Production resumed before World War II and in 1937, the National Oil Proprietary was created. The Glen Davis Shale Oil Works became operational at Glen Davis, New South Wales in 1940 as the main facility in the country. In addition to Glen Davis, three NTU retorts were operated by Lithgow Oil Proprietary at Marangaroo, New South Wales, during the war. Almost 500,000 barrels of oil were produced by these retorts.

By 1947, about 3% of Australia's gasoline consumption was oil-shale derived, (about 100000 oilbbl/a). After government funding ceased in 1952, the last oil shale operation at Glen Davis was closed. Production did not resume until the Stuart Oil Shale Project in the late 1990s.

In Tasmania, shale oil extraction started in 1910 and ceased in 1935, producing a total of 85000 oilbbl. In 1924, the Australian Shale Oil Corporation was established for construction of a Bronder retort and oil treatment plant at Latrobe, but the operation was not a success and the company was liquidated in 1931. Other Tasmanian oil shale operations were carried out by the Railton-Latrobe Oil Shale Company, the Southern Cross Motor Fuels Company, and the Tasmanian Cement Company.

After the 1973 oil crisis, several companies explored the oil shale resources of Eastern Queensland; however, these activities diminished by 1986 after a drop in oil prices.

Starting in 1995, Southern Pacific Petroleum N.L. and Central Pacific Minerals N.L. developed the Stuart Oil Shale Project, using the Alberta Taciuk process, signing a joint venture agreement in 1997 with the Canadian company Suncor Energy, which left the project in 2002, producing 500000 oilbbl of shale oil between 1999 and 2004. Under pressure from a sustained campaign by the environment group Greenpeace and facing financial difficulties the project was sold by receivers to the newly formed Queensland Energy Resources. The company announced on 21 July 2004 that the plant would be closed for economic and environmental reasons and dismantled in 2008. A new demonstration plant based on the Paraho II technology opened in September 2011.

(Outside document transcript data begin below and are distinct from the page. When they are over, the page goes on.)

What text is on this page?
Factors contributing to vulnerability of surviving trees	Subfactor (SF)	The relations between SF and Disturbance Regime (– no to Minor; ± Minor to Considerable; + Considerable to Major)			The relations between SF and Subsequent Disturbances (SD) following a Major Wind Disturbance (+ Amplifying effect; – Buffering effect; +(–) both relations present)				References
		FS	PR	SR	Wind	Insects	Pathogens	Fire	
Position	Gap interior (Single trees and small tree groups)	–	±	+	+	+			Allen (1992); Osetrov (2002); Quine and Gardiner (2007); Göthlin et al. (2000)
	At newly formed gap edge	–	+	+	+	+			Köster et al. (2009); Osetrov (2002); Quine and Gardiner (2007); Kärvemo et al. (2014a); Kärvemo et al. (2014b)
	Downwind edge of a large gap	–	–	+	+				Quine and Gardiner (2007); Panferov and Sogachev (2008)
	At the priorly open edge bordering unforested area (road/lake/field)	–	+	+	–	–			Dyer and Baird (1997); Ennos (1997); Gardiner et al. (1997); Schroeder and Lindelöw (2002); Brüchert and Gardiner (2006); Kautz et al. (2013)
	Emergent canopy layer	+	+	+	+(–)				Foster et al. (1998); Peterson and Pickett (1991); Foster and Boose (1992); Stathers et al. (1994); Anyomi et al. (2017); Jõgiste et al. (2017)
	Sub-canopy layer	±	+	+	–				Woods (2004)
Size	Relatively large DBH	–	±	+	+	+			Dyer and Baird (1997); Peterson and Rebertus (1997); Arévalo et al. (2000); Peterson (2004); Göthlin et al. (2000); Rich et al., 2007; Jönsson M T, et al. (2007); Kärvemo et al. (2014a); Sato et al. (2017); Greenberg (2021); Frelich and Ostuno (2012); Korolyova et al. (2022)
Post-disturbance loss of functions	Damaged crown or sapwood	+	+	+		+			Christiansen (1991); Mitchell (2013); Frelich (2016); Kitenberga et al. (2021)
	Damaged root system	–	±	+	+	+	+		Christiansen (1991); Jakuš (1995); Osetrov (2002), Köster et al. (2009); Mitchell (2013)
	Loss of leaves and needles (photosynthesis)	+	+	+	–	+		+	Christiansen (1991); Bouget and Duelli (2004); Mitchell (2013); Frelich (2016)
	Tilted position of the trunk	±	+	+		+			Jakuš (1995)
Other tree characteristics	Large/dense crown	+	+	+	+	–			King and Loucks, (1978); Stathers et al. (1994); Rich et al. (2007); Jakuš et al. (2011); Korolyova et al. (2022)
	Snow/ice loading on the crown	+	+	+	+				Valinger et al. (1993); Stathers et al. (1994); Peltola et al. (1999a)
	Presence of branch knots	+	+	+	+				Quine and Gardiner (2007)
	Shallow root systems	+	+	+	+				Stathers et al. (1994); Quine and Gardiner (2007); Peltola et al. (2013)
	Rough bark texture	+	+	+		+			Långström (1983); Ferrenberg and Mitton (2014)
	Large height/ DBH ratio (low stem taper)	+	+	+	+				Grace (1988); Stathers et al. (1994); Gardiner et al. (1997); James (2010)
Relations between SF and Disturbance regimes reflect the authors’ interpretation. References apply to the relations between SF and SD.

In August 2008, Queensland Government announced a review to study environmentally acceptable ways for the oil shale development. In November 2008, a 20-year moratorium was placed on oil shale mining in the Whitsunday Region. The granting of new tenures and variation of existing entitlements relating to oil shale were suspended until considering the oil shale review.

==Recent activities==
Several companies in Australia have oil shale development plans and activities. Queensland Energy Resources is developing the Stuart deposit. In September 2011, it produced the first oil at its new pilot plant.

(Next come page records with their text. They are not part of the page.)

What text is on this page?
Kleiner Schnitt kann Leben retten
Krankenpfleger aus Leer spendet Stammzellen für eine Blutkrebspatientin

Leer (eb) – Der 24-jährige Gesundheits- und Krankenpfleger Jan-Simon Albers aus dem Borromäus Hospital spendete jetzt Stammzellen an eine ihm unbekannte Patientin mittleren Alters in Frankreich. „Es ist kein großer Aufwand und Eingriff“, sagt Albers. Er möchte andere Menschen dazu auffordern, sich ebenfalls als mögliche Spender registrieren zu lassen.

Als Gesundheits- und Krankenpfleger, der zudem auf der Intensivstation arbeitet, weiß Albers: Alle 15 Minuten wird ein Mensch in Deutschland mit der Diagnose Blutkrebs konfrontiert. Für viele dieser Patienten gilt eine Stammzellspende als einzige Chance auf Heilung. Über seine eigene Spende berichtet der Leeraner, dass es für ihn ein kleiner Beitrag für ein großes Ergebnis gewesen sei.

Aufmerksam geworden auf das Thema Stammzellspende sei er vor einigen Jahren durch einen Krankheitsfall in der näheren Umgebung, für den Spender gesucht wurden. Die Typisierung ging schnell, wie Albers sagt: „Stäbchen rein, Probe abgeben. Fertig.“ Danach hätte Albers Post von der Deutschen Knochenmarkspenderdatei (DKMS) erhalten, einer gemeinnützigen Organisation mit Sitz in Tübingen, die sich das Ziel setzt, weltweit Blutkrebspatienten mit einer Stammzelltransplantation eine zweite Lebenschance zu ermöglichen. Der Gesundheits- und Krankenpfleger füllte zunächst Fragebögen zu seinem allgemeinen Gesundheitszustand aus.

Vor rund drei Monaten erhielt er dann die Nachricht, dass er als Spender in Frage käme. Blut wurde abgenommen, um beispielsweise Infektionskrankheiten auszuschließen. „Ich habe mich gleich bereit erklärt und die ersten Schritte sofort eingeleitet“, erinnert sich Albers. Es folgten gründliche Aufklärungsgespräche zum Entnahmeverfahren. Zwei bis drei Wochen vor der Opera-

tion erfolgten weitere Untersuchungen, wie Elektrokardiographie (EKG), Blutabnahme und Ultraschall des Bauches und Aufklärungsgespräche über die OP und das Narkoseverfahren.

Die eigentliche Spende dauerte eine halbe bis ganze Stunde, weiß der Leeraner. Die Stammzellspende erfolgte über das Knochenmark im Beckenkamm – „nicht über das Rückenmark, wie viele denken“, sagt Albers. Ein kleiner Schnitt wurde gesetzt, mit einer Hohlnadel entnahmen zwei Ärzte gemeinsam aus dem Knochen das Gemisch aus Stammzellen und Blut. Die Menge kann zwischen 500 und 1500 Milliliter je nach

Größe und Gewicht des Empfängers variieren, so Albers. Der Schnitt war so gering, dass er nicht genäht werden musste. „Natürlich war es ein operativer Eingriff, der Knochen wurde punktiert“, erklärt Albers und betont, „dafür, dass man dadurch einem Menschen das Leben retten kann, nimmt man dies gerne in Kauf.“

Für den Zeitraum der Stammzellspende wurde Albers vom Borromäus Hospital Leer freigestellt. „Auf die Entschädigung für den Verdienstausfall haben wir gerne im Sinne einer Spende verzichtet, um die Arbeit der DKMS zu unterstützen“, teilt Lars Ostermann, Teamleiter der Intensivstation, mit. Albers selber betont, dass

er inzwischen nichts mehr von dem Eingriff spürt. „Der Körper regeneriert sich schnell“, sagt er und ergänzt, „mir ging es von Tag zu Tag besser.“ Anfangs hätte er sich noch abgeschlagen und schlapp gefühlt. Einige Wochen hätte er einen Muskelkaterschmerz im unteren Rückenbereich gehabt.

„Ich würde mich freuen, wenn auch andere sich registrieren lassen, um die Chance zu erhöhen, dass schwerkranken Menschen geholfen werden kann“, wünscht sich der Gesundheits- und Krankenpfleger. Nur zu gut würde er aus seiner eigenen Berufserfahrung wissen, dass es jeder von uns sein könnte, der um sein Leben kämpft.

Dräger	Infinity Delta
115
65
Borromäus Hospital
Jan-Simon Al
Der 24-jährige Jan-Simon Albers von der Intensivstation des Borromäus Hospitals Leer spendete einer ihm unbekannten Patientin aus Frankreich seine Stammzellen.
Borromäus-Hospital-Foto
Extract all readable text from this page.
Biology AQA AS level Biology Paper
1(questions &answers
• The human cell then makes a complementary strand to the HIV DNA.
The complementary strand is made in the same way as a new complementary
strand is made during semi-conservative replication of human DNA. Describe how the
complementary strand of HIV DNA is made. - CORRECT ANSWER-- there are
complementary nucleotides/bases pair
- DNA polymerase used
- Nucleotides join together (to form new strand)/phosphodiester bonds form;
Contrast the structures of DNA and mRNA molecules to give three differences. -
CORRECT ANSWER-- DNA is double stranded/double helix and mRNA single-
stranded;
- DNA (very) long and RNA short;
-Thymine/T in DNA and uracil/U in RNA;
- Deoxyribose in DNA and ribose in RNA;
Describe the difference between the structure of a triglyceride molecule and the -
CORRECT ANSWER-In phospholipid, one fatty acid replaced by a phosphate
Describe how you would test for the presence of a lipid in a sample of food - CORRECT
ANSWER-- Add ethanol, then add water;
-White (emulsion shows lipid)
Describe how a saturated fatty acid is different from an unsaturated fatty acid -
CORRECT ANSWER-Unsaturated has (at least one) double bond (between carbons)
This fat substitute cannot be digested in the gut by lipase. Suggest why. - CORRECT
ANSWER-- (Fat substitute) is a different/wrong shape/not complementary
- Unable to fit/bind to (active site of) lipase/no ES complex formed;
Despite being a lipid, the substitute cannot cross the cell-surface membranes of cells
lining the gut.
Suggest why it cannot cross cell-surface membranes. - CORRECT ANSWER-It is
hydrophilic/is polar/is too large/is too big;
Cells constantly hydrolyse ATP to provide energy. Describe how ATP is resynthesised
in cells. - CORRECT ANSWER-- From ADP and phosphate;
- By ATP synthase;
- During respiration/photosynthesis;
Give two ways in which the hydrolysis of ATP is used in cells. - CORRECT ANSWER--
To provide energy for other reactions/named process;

Xtract Oil, a subsidiary of Global Oil Shale Group Limited, is one of developers of the Julia Creek deposit. It plans to produce shale oil by using the Galoter process. Australian Thermal Solution, a subsidiary of Blue Ensign Technologies, was planning to build a demonstration plant at Julia Creek to test its Rendall Process.

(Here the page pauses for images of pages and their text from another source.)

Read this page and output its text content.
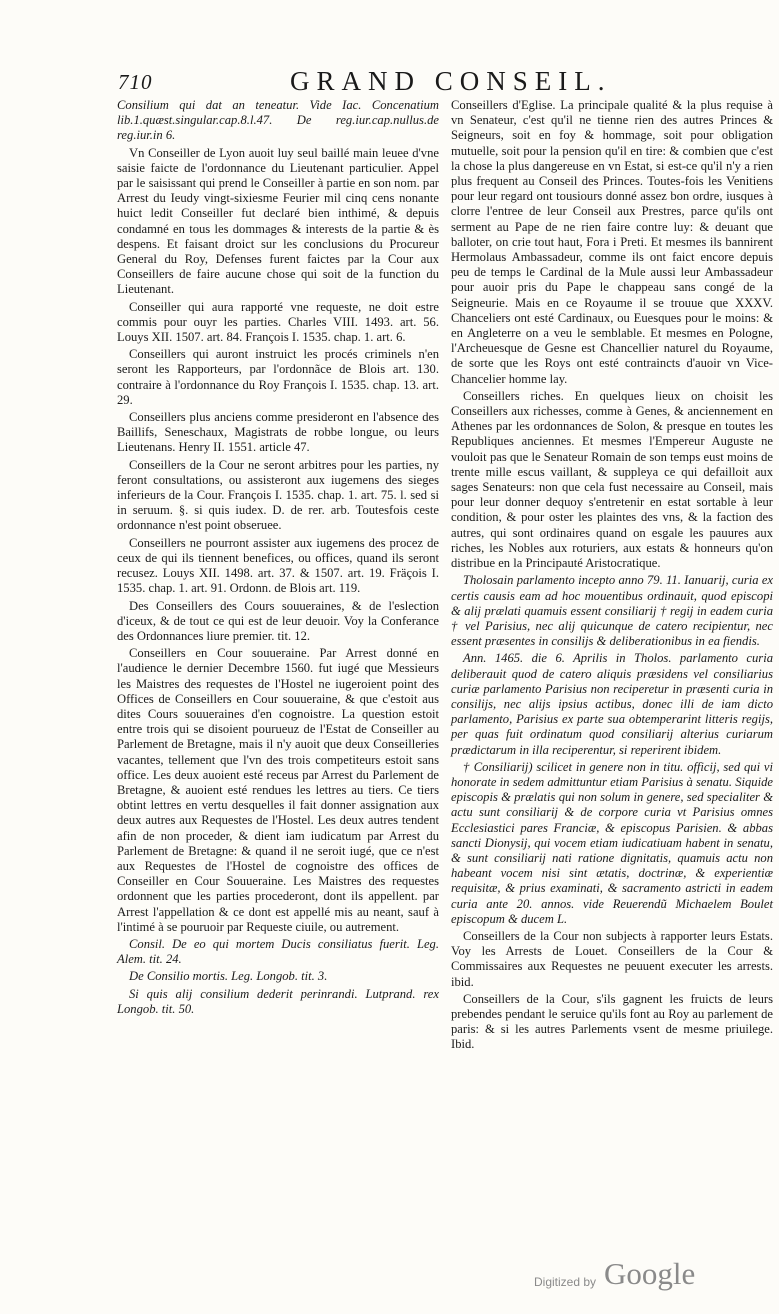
710	GRAND CONSEIL.

Consilium qui dat an teneatur. Vide Iac. Concenatium lib.1.quæst.singular.cap.8.l.47. De reg.iur.cap.nullus.de reg.iur.in 6.

Vn Conseiller de Lyon auoit luy seul baillé main leuee d'vne saisie faicte de l'ordonnance du Lieutenant particulier. Appel par le saisissant qui prend le Conseiller à partie en son nom. par Arrest du Ieudy vingt-sixiesme Feurier mil cinq cens nonante huict ledit Conseiller fut declaré bien inthimé, & depuis condamné en tous les dommages & interests de la partie & ès despens. Et faisant droict sur les conclusions du Procureur General du Roy, Defenses furent faictes par la Cour aux Conseillers de faire aucune chose qui soit de la function du Lieutenant.

Conseiller qui aura rapporté vne requeste, ne doit estre commis pour ouyr les parties. Charles VIII. 1493. art. 56. Louys XII. 1507. art. 84. François I. 1535. chap. 1. art. 6.

Conseillers qui auront instruict les procés criminels n'en seront les Rapporteurs, par l'ordonnãce de Blois art. 130. contraire à l'ordonnance du Roy François I. 1535. chap. 13. art. 29.

Conseillers plus anciens comme presideront en l'absence des Baillifs, Seneschaux, Magistrats de robbe longue, ou leurs Lieutenans. Henry II. 1551. article 47.

Conseillers de la Cour ne seront arbitres pour les parties, ny feront consultations, ou assisteront aux iugemens des sieges inferieurs de la Cour. François I. 1535. chap. 1. art. 75. l. sed si in seruum. §. si quis iudex. D. de rer. arb. Toutesfois ceste ordonnance n'est point obseruee.

Conseillers ne pourront assister aux iugemens des procez de ceux de qui ils tiennent benefices, ou offices, quand ils seront recusez. Louys XII. 1498. art. 37. & 1507. art. 19. Fräçois I. 1535. chap. 1. art. 91. Ordonn. de Blois art. 119.

Des Conseillers des Cours souueraines, & de l'eslection d'iceux, & de tout ce qui est de leur deuoir. Voy la Conferance des Ordonnances liure premier. tit. 12.

Conseillers en Cour souueraine. Par Arrest donné en l'audience le dernier Decembre 1560. fut iugé que Messieurs les Maistres des requestes de l'Hostel ne iugeroient point des Offices de Conseillers en Cour souueraine, & que c'estoit aus dites Cours souueraines d'en cognoistre. La question estoit entre trois qui se disoient pourueuz de l'Estat de Conseiller au Parlement de Bretagne, mais il n'y auoit que deux Conseilleries vacantes, tellement que l'vn des trois competiteurs estoit sans office. Les deux auoient esté receus par Arrest du Parlement de Bretagne, & auoient esté rendues les lettres au tiers. Ce tiers obtint lettres en vertu desquelles il fait donner assignation aux deux autres aux Requestes de l'Hostel. Les deux autres tendent afin de non proceder, & dient iam iudicatum par Arrest du Parlement de Bretagne: & quand il ne seroit iugé, que ce n'est aux Requestes de l'Hostel de cognoistre des offices de Conseiller en Cour Souueraine. Les Maistres des requestes ordonnent que les parties procederont, dont ils appellent. par Arrest l'appellation & ce dont est appellé mis au neant, sauf à l'intimé à se pouruoir par Requeste ciuile, ou autrement.

Consil. De eo qui mortem Ducis consiliatus fuerit. Leg. Alem. tit. 24.

De Consilio mortis. Leg. Longob. tit. 3.

Si quis alij consilium dederit perinrandi. Lutprand. rex Longob. tit. 50.

Conseillers d'Eglise. La principale qualité & la plus requise à vn Senateur, c'est qu'il ne tienne rien des autres Princes & Seigneurs, soit en foy & hommage, soit pour obligation mutuelle, soit pour la pension qu'il en tire: & combien que c'est la chose la plus dangereuse en vn Estat, si est-ce qu'il n'y a rien plus frequent au Conseil des Princes. Toutes-fois les Venitiens pour leur regard ont tousiours donné assez bon ordre, iusques à clorre l'entree de leur Conseil aux Prestres, parce qu'ils ont serment au Pape de ne rien faire contre luy: & deuant que balloter, on crie tout haut, Fora i Preti. Et mesmes ils bannirent Hermolaus Ambassadeur, comme ils ont faict encore depuis peu de temps le Cardinal de la Mule aussi leur Ambassadeur pour auoir pris du Pape le chappeau sans congé de la Seigneurie. Mais en ce Royaume il se trouue que XXXV. Chanceliers ont esté Cardinaux, ou Euesques pour le moins: & en Angleterre on a veu le semblable. Et mesmes en Pologne, l'Archeuesque de Gesne est Chancellier naturel du Royaume, de sorte que les Roys ont esté contraincts d'auoir vn Vice-Chancelier homme lay.

Conseillers riches. En quelques lieux on choisit les Conseillers aux richesses, comme à Genes, & anciennement en Athenes par les ordonnances de Solon, & presque en toutes les Republiques anciennes. Et mesmes l'Empereur Auguste ne vouloit pas que le Senateur Romain de son temps eust moins de trente mille escus vaillant, & suppleya ce qui defailloit aux sages Senateurs: non que cela fust necessaire au Conseil, mais pour leur donner dequoy s'entretenir en estat sortable à leur condition, & pour oster les plaintes des vns, & la faction des autres, qui sont ordinaires quand on esgale les pauures aux riches, les Nobles aux roturiers, aux estats & honneurs qu'on distribue en la Principauté Aristocratique.

Tholosain parlamento incepto anno 79. 11. Ianuarij, curia ex certis causis eam ad hoc mouentibus ordinauit, quod episcopi & alij prælati quamuis essent consiliarij † regij in eadem curia † vel Parisius, nec alij quicunque de catero recipientur, nec essent præsentes in consilijs & deliberationibus in ea fiendis.

Ann. 1465. die 6. Aprilis in Tholos. parlamento curia deliberauit quod de catero aliquis præsidens vel consiliarius curiæ parlamento Parisius non reciperetur in præsenti curia in consilijs, nec alijs ipsius actibus, donec illi de iam dicto parlamento, Parisius ex parte sua obtemperarint litteris regijs, per quas fuit ordinatum quod consiliarij alterius curiarum prædictarum in illa reciperentur, si reperirent ibidem.

† Consiliarij) scilicet in genere non in titu. officij, sed qui vi honorate in sedem admittuntur etiam Parisius à senatu. Siquide episcopis & prælatis qui non solum in genere, sed specialiter & actu sunt consiliarij & de corpore curia vt Parisius omnes Ecclesiastici pares Franciæ, & episcopus Parisien. & abbas sancti Dionysij, qui vocem etiam iudicatiuam habent in senatu, & sunt consiliarij nati ratione dignitatis, quamuis actu non habeant vocem nisi sint ætatis, doctrinæ, & experientiæ requisitæ, & prius examinati, & sacramento astricti in eadem curia ante 20. annos. vide Reuerendũ Michaelem Boulet episcopum & ducem L.

Conseillers de la Cour non subjects à rapporter leurs Estats. Voy les Arrests de Louet. Conseillers de la Cour & Commissaires aux Requestes ne peuuent executer les arrests. ibid.

Conseillers de la Cour, s'ils gagnent les fruicts de leurs prebendes pendant le seruice qu'ils font au Roy au parlement de paris: & si les autres Parlements vsent de mesme priuilege. Ibid.

Digitized by Google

OilCorp is progressing to development of its oil shale resource located north of Julia Creek within the Toolebuc Formation.

Greenvale Mining, a developer of the Alpha deposit, reviewed the viability of the South Africa-developed Vertical Retort Torbanite processing technology. Boss Energy together with the Fushun Mining Group is planning to develop the Latrobe deposit in Tasmania using the Fushun process.